Buscando a un viejo amigo
Los ojos asombrados de Miss Ann Thrope escudriñan la calle bulliciosa. Nunca había visto tanto carro en su vida y de tantos colores también. Durante su largo encierro de invalidez el mundo avanzó como a la velocidad del rayo y ahora, parada en la esquina y mirando los coches pasar, su corazón late de miedo y emoción.
Recuerda el auto nuevo del bello Florian. El zumbido de los coches y el bullicio de la calle principal despiertan en sus recuerdos el último paseo y sus trágicas consecuencias. Con un esfuerzo, deshilacha esos recuerdos y guarda la maraña en un cajón mental que siempre queda entreabierto.
Miss Ann Thrope cierra los ojos y en su mente recorre las calles de su juventud. Conoce el camino que lleva a la casa de su amigo Armistice, pero ahora el pueblo ha cambiado tanto que apenas reconoce la esquina donde espera. Solo la antigua biblioteca sigue en el mismo lugar y sabe que la casa de Armistice queda a media cuadra de ella.
El claxon de un coche le asusta y abre los ojos. El monito animado que brilla en la acera contraria camina hacia la eternidad y el conductor del coche detenido frente a ella le indica que debe cruzar la calle. Atolondrada y nerviosa como una ardilla, Miss Ann Thrope mueve sus piernas nuevas, jóvenes y fuertes y llega a la banqueta de enfrente en segundos.
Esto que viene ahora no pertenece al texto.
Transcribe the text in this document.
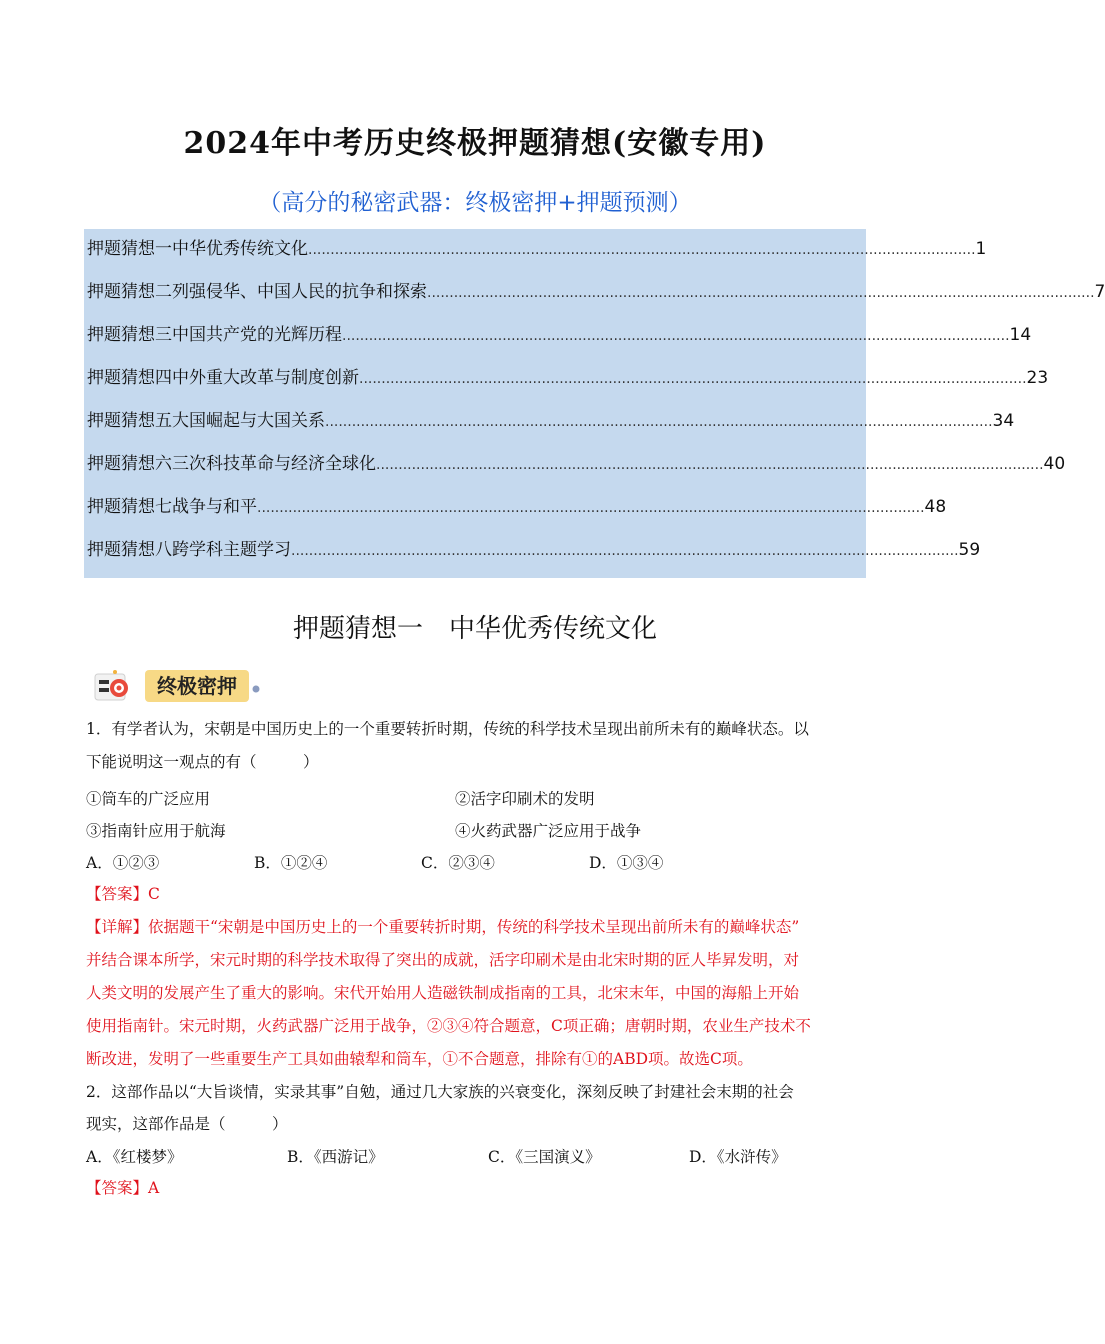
2024年中考历史终极押题猜想(安徽专用)
（高分的秘密武器：终极密押+押题预测）
押题猜想一 中华优秀传统文化 ...................................................................................................................................................... 1
押题猜想二 列强侵华、中国人民的抗争和探索 ...................................................................................................................................................... 7
押题猜想三 中国共产党的光辉历程 ...................................................................................................................................................... 14
押题猜想四 中外重大改革与制度创新 ...................................................................................................................................................... 23
押题猜想五 大国崛起与大国关系 ...................................................................................................................................................... 34
押题猜想六 三次科技革命与经济全球化 ...................................................................................................................................................... 40
押题猜想七 战争与和平 ...................................................................................................................................................... 48
押题猜想八 跨学科主题学习 ...................................................................................................................................................... 59
押题猜想一　中华优秀传统文化
终极密押
1．有学者认为，宋朝是中国历史上的一个重要转折时期，传统的科学技术呈现出前所未有的巅峰状态。以
下能说明这一观点的有（　　　）
①筒车的广泛应用	②活字印刷术的发明
③指南针应用于航海	④火药武器广泛应用于战争
A．①②③	B．①②④	C．②③④	D．①③④
【答案】C
【详解】依据题干“宋朝是中国历史上的一个重要转折时期，传统的科学技术呈现出前所未有的巅峰状态”
并结合课本所学，宋元时期的科学技术取得了突出的成就，活字印刷术是由北宋时期的匠人毕昇发明，对
人类文明的发展产生了重大的影响。宋代开始用人造磁铁制成指南的工具，北宋末年，中国的海船上开始
使用指南针。宋元时期，火药武器广泛用于战争，②③④符合题意，C项正确；唐朝时期，农业生产技术不
断改进，发明了一些重要生产工具如曲辕犁和筒车，①不合题意，排除有①的ABD项。故选C项。
2．这部作品以“大旨谈情，实录其事”自勉，通过几大家族的兴衰变化，深刻反映了封建社会末期的社会
现实，这部作品是（　　　）
A．《红楼梦》	B．《西游记》	C．《三国演义》	D．《水浒传》
【答案】A
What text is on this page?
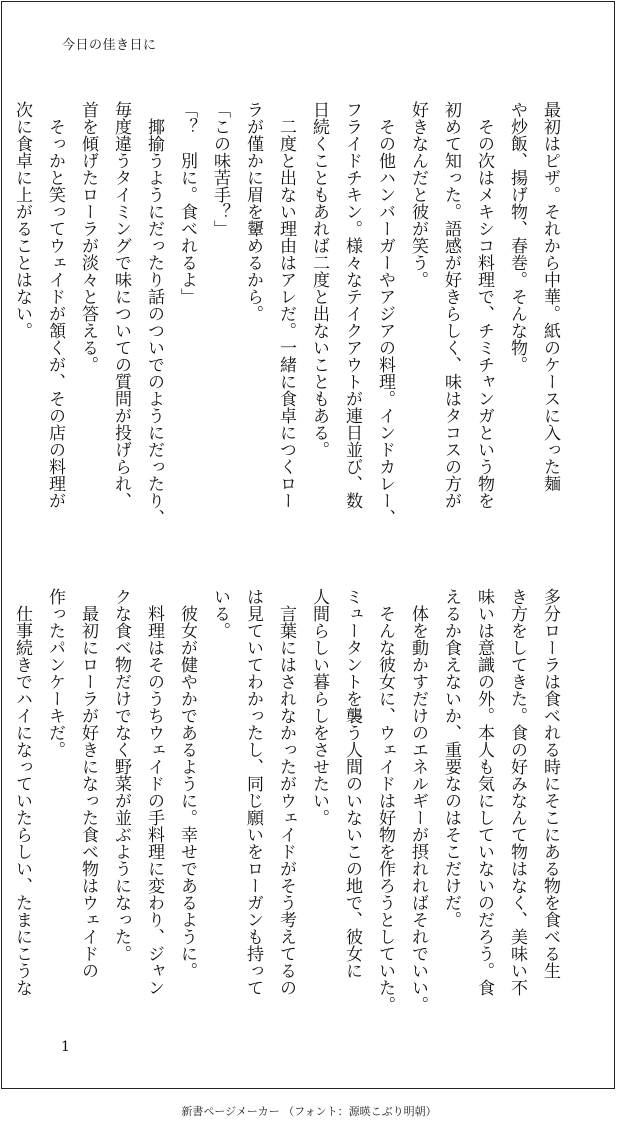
今日の佳き日に
最初はピザ。それから中華。紙のケースに入った麺
や炒飯、揚げ物、春巻。そんな物。
　その次はメキシコ料理で、チミチャンガという物を
初めて知った。語感が好きらしく、味はタコスの方が
好きなんだと彼が笑う。
　その他ハンバーガーやアジアの料理。インドカレー、
フライドチキン。様々なテイクアウトが連日並び、数
日続くこともあれば二度と出ないこともある。
　二度と出ない理由はアレだ。一緒に食卓につくロー
ラが僅かに眉を顰めるから。
「この味苦手？」
「？　別に。食べれるよ」
　揶揄うようにだったり話のついでのようにだったり、
毎度違うタイミングで味についての質問が投げられ、
首を傾げたローラが淡々と答える。
　そっかと笑ってウェイドが頷くが、その店の料理が
次に食卓に上がることはない。
多分ローラは食べれる時にそこにある物を食べる生
き方をしてきた。食の好みなんて物はなく、美味い不
味いは意識の外。本人も気にしていないのだろう。食
えるか食えないか、重要なのはそこだけだ。
　体を動かすだけのエネルギーが摂れればそれでいい。
　そんな彼女に、ウェイドは好物を作ろうとしていた。
ミュータントを襲う人間のいないこの地で、彼女に
人間らしい暮らしをさせたい。
　言葉にはされなかったがウェイドがそう考えてるの
は見ていてわかったし、同じ願いをローガンも持って
いる。
　彼女が健やかであるように。幸せであるように。
　料理はそのうちウェイドの手料理に変わり、ジャン
クな食べ物だけでなく野菜が並ぶようになった。
　最初にローラが好きになった食べ物はウェイドの
作ったパンケーキだ。
　仕事続きでハイになっていたらしい、たまにこうな
1
新書ページメーカー （フォント：源暎こぶり明朝）
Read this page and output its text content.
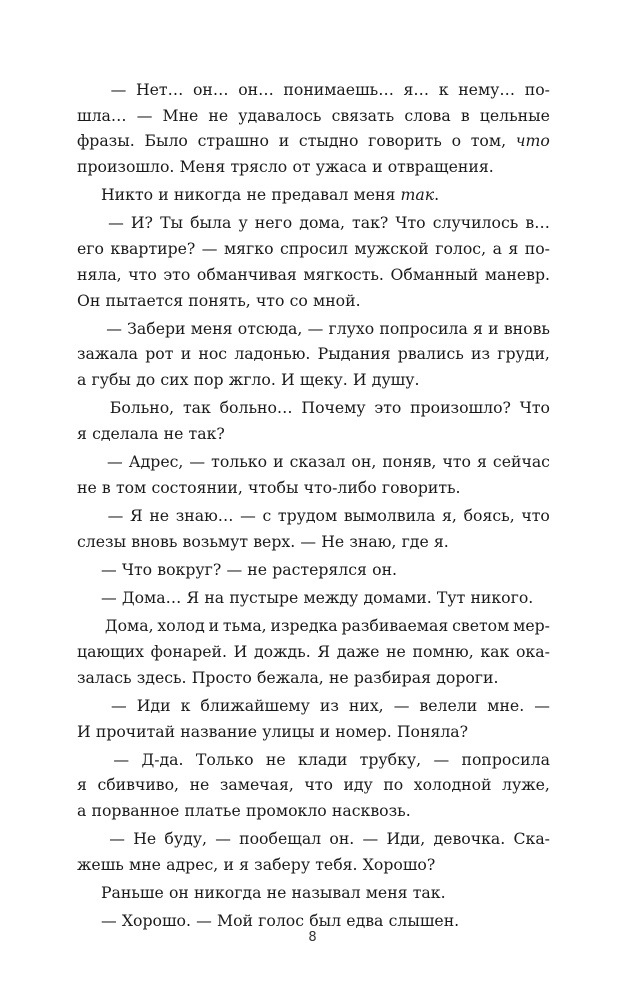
— Нет… он… он… понимаешь… я… к нему… по-
шла… — Мне не удавалось связать слова в цельные
фразы. Было страшно и стыдно говорить о том, что
произошло. Меня трясло от ужаса и отвращения.
Никто и никогда не предавал меня так.
— И? Ты была у него дома, так? Что случилось в…
его квартире? — мягко спросил мужской голос, а я по-
няла, что это обманчивая мягкость. Обманный маневр.
Он пытается понять, что со мной.
— Забери меня отсюда, — глухо попросила я и вновь
зажала рот и нос ладонью. Рыдания рвались из груди,
а губы до сих пор жгло. И щеку. И душу.
Больно, так больно… Почему это произошло? Что
я сделала не так?
— Адрес, — только и сказал он, поняв, что я сейчас
не в том состоянии, чтобы что-либо говорить.
— Я не знаю… — с трудом вымолвила я, боясь, что
слезы вновь возьмут верх. — Не знаю, где я.
— Что вокруг? — не растерялся он.
— Дома… Я на пустыре между домами. Тут никого.
Дома, холод и тьма, изредка разбиваемая светом мер-
цающих фонарей. И дождь. Я даже не помню, как ока-
залась здесь. Просто бежала, не разбирая дороги.
— Иди к ближайшему из них, — велели мне. —
И прочитай название улицы и номер. Поняла?
— Д-да. Только не клади трубку, — попросила
я сбивчиво, не замечая, что иду по холодной луже,
а порванное платье промокло насквозь.
— Не буду, — пообещал он. — Иди, девочка. Ска-
жешь мне адрес, и я заберу тебя. Хорошо?
Раньше он никогда не называл меня так.
— Хорошо. — Мой голос был едва слышен.
8
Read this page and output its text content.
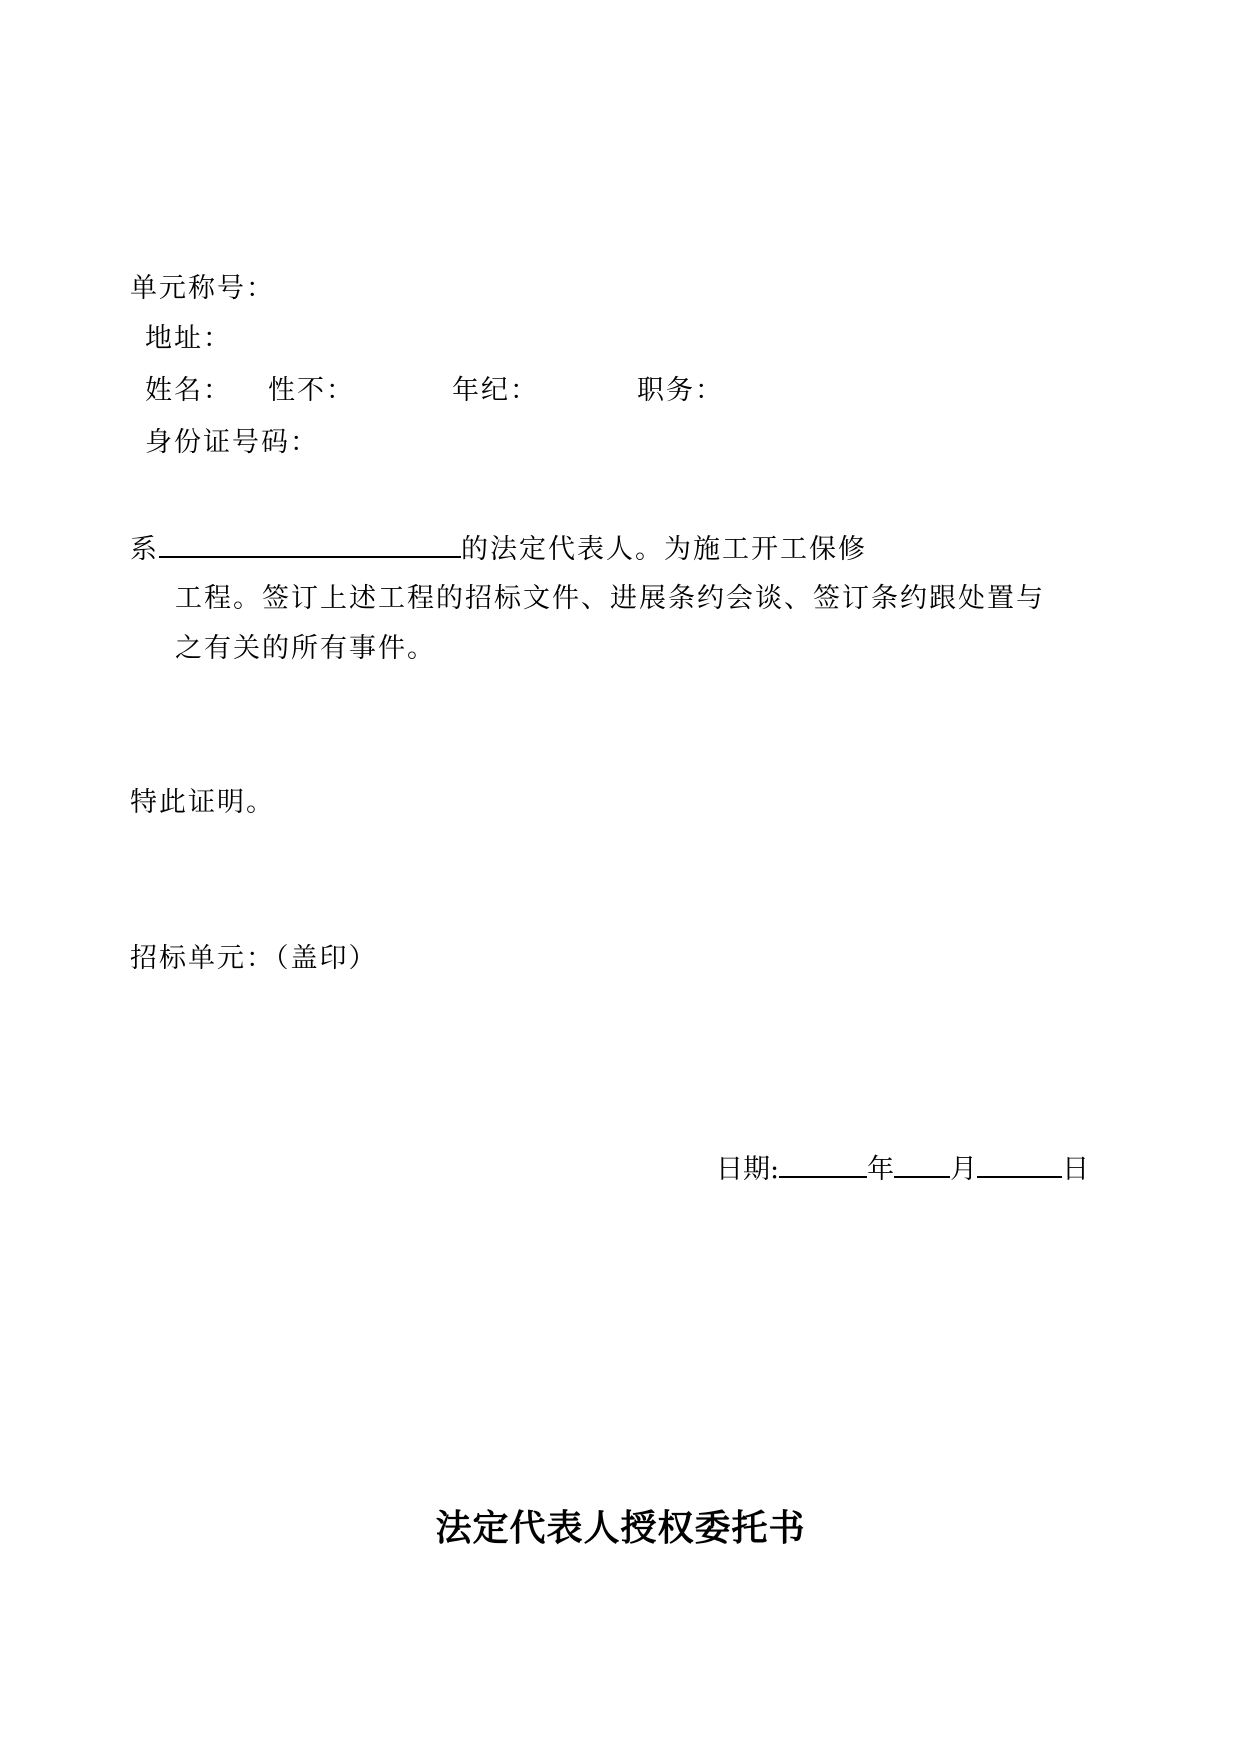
单元称号：
地址：
姓名： 性不：	年纪：	职务：
身份证号码：
系	的法定代表人。为施工开工保修
工程。签订上述工程的招标文件、进展条约会谈、签订条约跟处置与
之有关的所有事件。
特此证明。
招标单元：（盖印）
日期:	年 月	日
法定代表人授权委托书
Consciente de que hace poco le hubiera costado un esfuerzo gigante cruzar, se permite una ligera sonrisa; pero un rechinido distante de frenos y el claxonazo desesperado le borran la sonrisa y le estremecen el cuerpo. Imágenes de sus últimos momentos de libertad y juventud atropellan sus pensamientos, y sus labios tiemblan mientras las lágrimas le brincan a los ojos.
Pero hoy es diferente, piensa. Hoy soy diferente.
Apresura el paso y en minutos se encuentra frente a la casa de Armistice, que ya no es la casa de Armistice. La antigua casa de ladrillo sigue en pie, pero ahora tiene un aire de desdén, un aire de prisa, de carreras diarias, y de que aquí no encontrará una limonada fresca de bienvenida. Hay dos coches estacionados y juguetes de niños regados por todo el jardín frontal. Hay parches de césped muerto y los maceteros de las ventanas están vacíos. Miss Ann Thrope recuerda las flores amarillas, rojas y blancas que la mamá de Armistice cuidaba con recelo, como si fueran sus propios hijos, y ya no queda ni rastro de ellas.
Con el corazón revoloteándole en el pecho, Miss Ann Thrope toca la puerta y espera. Un hombre chaparro, gordinflón y con cara de pocos amigos, abre la puerta.
—¿Qué quiere?—gruñe.
—¿Se encuentra Armistice?
—¿De qué habla? ¡Qué armisticio ni que ocho cuartos, aquí no nos interesa lo que está vendiendo!
Y sin decir más, azota la puerta en las narices de Miss Ann Thrope, quien se queda pasmada. Tímidamente, levanta la mano y vuelve a tocar.
—Busco mi amigo Armistice—le dice a la puerta cerrada. Pero no recibe respuesta y Miss Ann Thrope, cabizbaja, se aleja de esa casa tan maleducada.
¿Y ahora qué?, piensa, y las lágrimas le corren por las mejillas.
Un vendaval sopla por la calle y revuelca las hojas muertas y los escombros de la banqueta, formando un torbellino. Ella corre detrás del torbellino porque algo le dice que la llevará hacia Armistice. El torbellino se disuelve al llegar a la antigua biblioteca, y frente a su puerta encuentra una circular descartada anunciando los cien años de Armistice. El rostro sonriente y arrugado de su viejo amigo ilumina la fotografía en blanco y negro. Miss Ann Thrope sonríe. En la circular hay una dirección domiciliar.